Shifting back to alert level 3 on April 28 will prompt schools and childcare centres to re-open.

In the wake of Ardern’s announcement, NZEI Te Riu Roa President Liam Rutherford says the union has  asked the Ministry of Education to release the full public health risk assessment that its guidelines to the sector are based on so that educators can be better informed.

“The Ministry has been clear that the guidelines released so far are just a starting point. Through our Accord with the PPTA and the Ministry we are engaging with the Ministry directly as they develop more detailed guidance for how level three will work on the ground. We’ll be seeking answers to the many questions being raised by the sector,” he said.
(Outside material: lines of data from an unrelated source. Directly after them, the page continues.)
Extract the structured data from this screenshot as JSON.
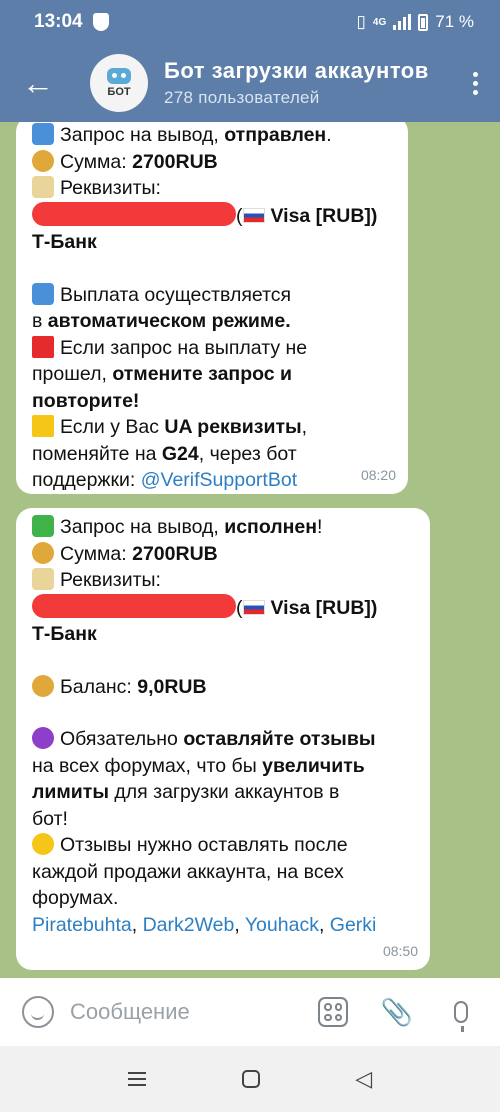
{
  "status": {
    "time": "13:04",
    "network": "4G",
    "battery": "71 %"
  },
  "header": {
    "title": "Бот загрузки аккаунтов",
    "subtitle": "278 пользователей",
    "avatar_text": "БОТ"
  },
  "messages": [
    {
      "line1_pre": "Запрос на вывод, ",
      "line1_bold": "отправлен",
      "line1_post": ".",
      "sum_label": "Сумма: ",
      "sum_value": "2700RUB",
      "req_label": "Реквизиты:",
      "card_type": "Visa [RUB])",
      "bank": "Т-Банк",
      "info_pre": "Выплата осуществляется",
      "info_line2_pre": "в ",
      "info_bold": "автоматическом режиме.",
      "red_pre": "Если запрос на выплату не",
      "red_line2_pre": "прошел, ",
      "red_bold": "отмените запрос и",
      "red_bold2": "повторите!",
      "yellow_pre": "Если у Вас ",
      "yellow_bold": "UA реквизиты",
      "yellow_post": ",",
      "yellow_line2_pre": "поменяйте на ",
      "yellow_bold2": "G24",
      "yellow_line2_post": ", через бот",
      "yellow_line3": "поддержки: ",
      "support_link": "@VerifSupportBot",
      "time": "08:20"
    },
    {
      "line1_pre": "Запрос на вывод, ",
      "line1_bold": "исполнен",
      "line1_post": "!",
      "sum_label": "Сумма: ",
      "sum_value": "2700RUB",
      "req_label": "Реквизиты:",
      "card_type": "Visa [RUB])",
      "bank": "Т-Банк",
      "balance_label": "Баланс: ",
      "balance_value": "9,0RUB",
      "purple_pre": "Обязательно ",
      "purple_bold": "оставляйте отзывы",
      "purple_line2_pre": "на всех форумах, что бы ",
      "purple_bold2": "увеличить",
      "purple_line3_bold": "лимиты",
      "purple_line3_post": " для загрузки аккаунтов в",
      "purple_line4": "бот!",
      "yellow_line1": "Отзывы нужно оставлять после",
      "yellow_line2": "каждой продажи аккаунта, на всех",
      "yellow_line3": "форумах.",
      "links": [
        "Piratebuhta",
        "Dark2Web",
        "Youhack",
        "Gerki"
      ],
      "time": "08:50"
    }
  ],
  "input": {
    "placeholder": "Сообщение"
  }
}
“Educators’ greatest concern is stopping the spread of Covid-19 and ensuring the health and safety of children, their whānau, and education staff. Children and people working in education who are at a higher risk must be supported to stay home in their bubble.”

“Under level three, the vast majority of children will still be learning from home, so we expect that a large number of teachers and support staff in both ECE and school settings will also be working from home to support that. All education staff should be involved in the decisions about where they’re required to work and should be supported to work where they feel safe.”

Schools will reopen April 29, as the Principals’ Federation warned last month, so that the 400,000 workers in level 3 sectors like retail and construction can return to work without having to leave their children home alone. However, the PM has recommended parents continue to keep their children at home where safe to do so.

“We are asking parents, if you can keep your child at home, you should keep them at home,” she said.

“It would be too much of a burden to ask schools to make decisions about their parent communities. We are not asking them to do that.”

Rutherford added: “The Government also needs to ensure it is continuing to sustainably fund the early childhood sector so that services are able to make decisions based on the health and safety of children and staff, not on their commercial viability.”